Enumeration results for the codewords having no inner periods in Reed- Solomon codes (Q1191673)

A finite sequence \(x\) in \(GF(q)\) is said to have generalized period \(r\) if \(S^ r x\), its cyclic shift over \(r\) positions, satisfies \(S^ r x=x+(u,u,\dots,u)\) for some \(u\in GF(q)\). If \(u=0\) in the above definition, \(x\) has in fact (ordinary) period \(r\). A finite sequence is said to have no inner period if its minimum generalized period equals its length.
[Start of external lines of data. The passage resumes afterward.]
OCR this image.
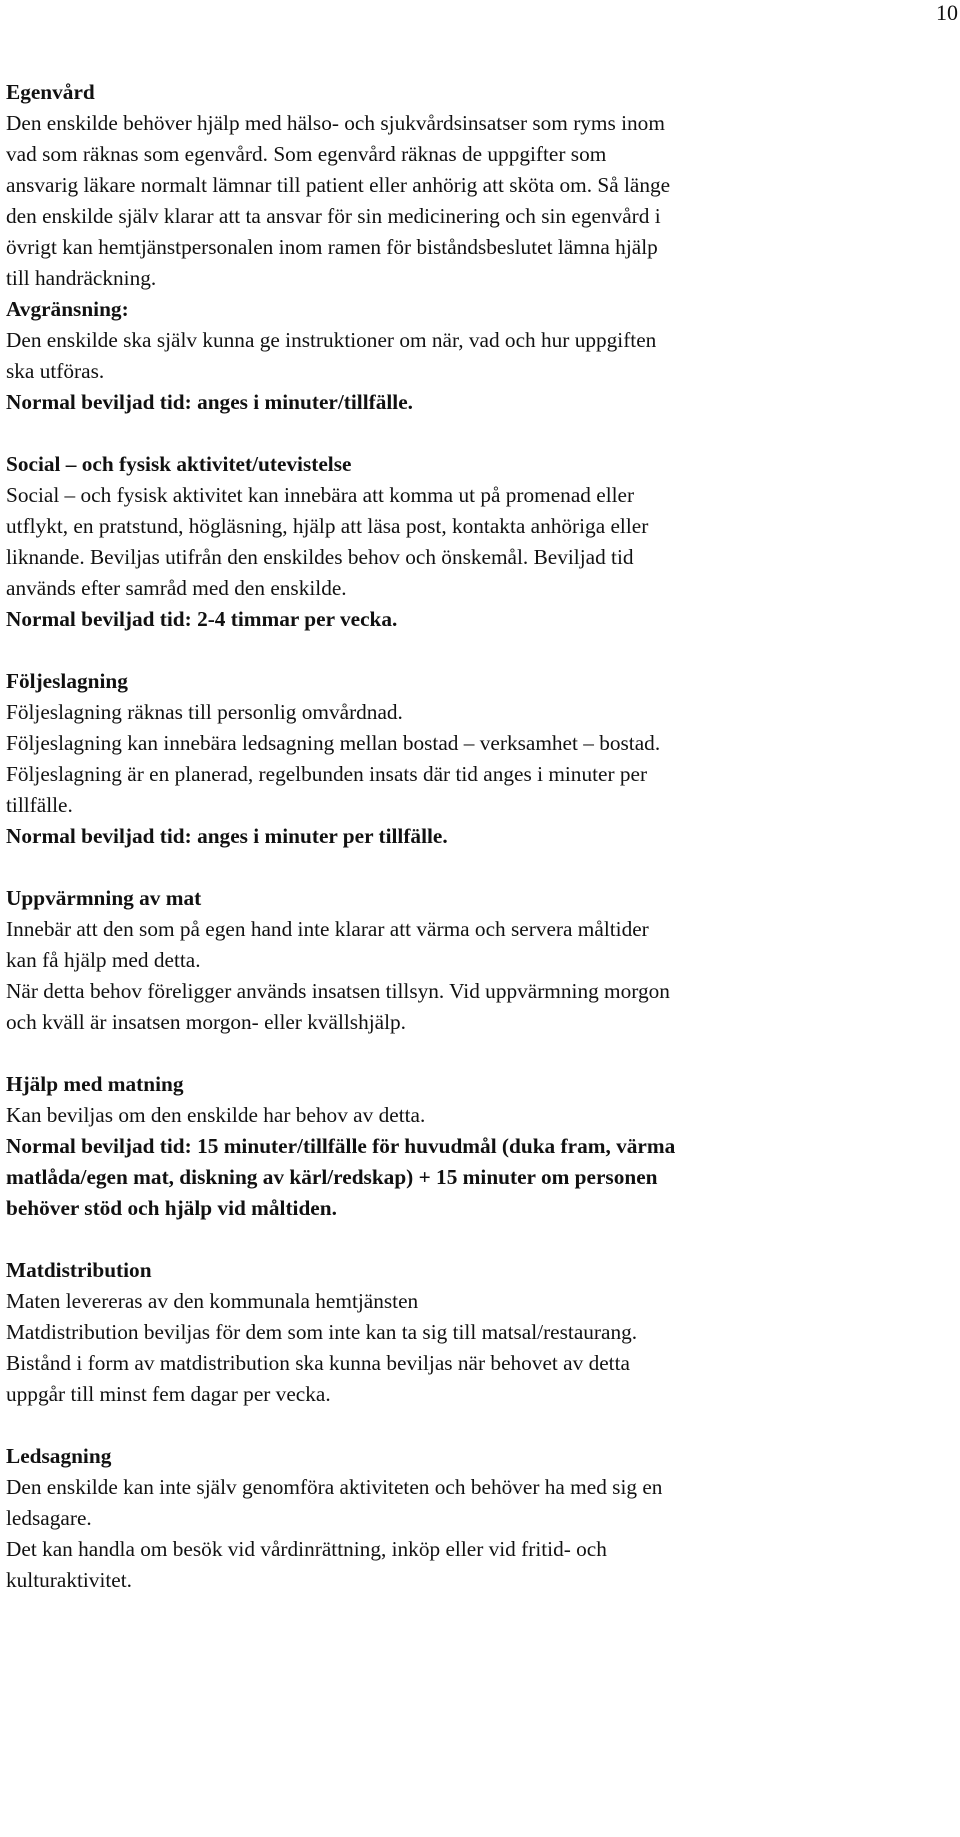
10

Egenvård

Den enskilde behöver hjälp med hälso- och sjukvårdsinsatser som ryms inom

vad som räknas som egenvård. Som egenvård räknas de uppgifter som

ansvarig läkare normalt lämnar till patient eller anhörig att sköta om. Så länge

den enskilde själv klarar att ta ansvar för sin medicinering och sin egenvård i

övrigt kan hemtjänstpersonalen inom ramen för biståndsbeslutet lämna hjälp

till handräckning.

Avgränsning:

Den enskilde ska själv kunna ge instruktioner om när, vad och hur uppgiften

ska utföras.

Normal beviljad tid: anges i minuter/tillfälle.

Social – och fysisk aktivitet/utevistelse

Social – och fysisk aktivitet kan innebära att komma ut på promenad eller

utflykt, en pratstund, högläsning, hjälp att läsa post, kontakta anhöriga eller

liknande. Beviljas utifrån den enskildes behov och önskemål. Beviljad tid

används efter samråd med den enskilde.

Normal beviljad tid: 2-4 timmar per vecka.

Följeslagning

Följeslagning räknas till personlig omvårdnad.

Följeslagning kan innebära ledsagning mellan bostad – verksamhet – bostad.

Följeslagning är en planerad, regelbunden insats där tid anges i minuter per

tillfälle.

Normal beviljad tid: anges i minuter per tillfälle.

Uppvärmning av mat

Innebär att den som på egen hand inte klarar att värma och servera måltider

kan få hjälp med detta.

När detta behov föreligger används insatsen tillsyn. Vid uppvärmning morgon

och kväll är insatsen morgon- eller kvällshjälp.

Hjälp med matning

Kan beviljas om den enskilde har behov av detta.

Normal beviljad tid: 15 minuter/tillfälle för huvudmål (duka fram, värma

matlåda/egen mat, diskning av kärl/redskap) + 15 minuter om personen

behöver stöd och hjälp vid måltiden.

Matdistribution

Maten levereras av den kommunala hemtjänsten

Matdistribution beviljas för dem som inte kan ta sig till matsal/restaurang.

Bistånd i form av matdistribution ska kunna beviljas när behovet av detta

uppgår till minst fem dagar per vecka.

Ledsagning

Den enskilde kan inte själv genomföra aktiviteten och behöver ha med sig en

ledsagare.

Det kan handla om besök vid vårdinrättning, inköp eller vid fritid- och

kulturaktivitet.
Reed-Solomon codewords with no inner period are useful for constructing sequences with perfect generalized Hamming correlation properties. In the present article, the author counts the number of such Reed-Solomon codewords, using the Fourier transform over \(GF(q)\) and Polya's enumeration formula. Up to now, only a lower bound on this number was known. Also the random sequences in \(GF(q)\) with generalized period \(n\) are counted. Although not obvious from the text, the reviewer thinks that this is meant to be the number of sequences in \(GF(q)\) of length \(n\) with no inner period. If this is so, the method of counting (application of the Möbius inversion formula) is basically correct, but the details are not worked out properly which results in an incorrect conclusion. In the reviewer's opinion, the number of length \(n\) sequences in \(GF(q)\) with no inner period equals \[ \sum_{d\mid n, \text{gcd}(q,d)\neq 1}\mu(d)q^{{n\over d}+1}+\sum_{d\mid n, \text{gcd}(q,d)=1}\mu(d)q^{{n\over d}}, \] where \(\mu(.)\) denotes the Möbius function.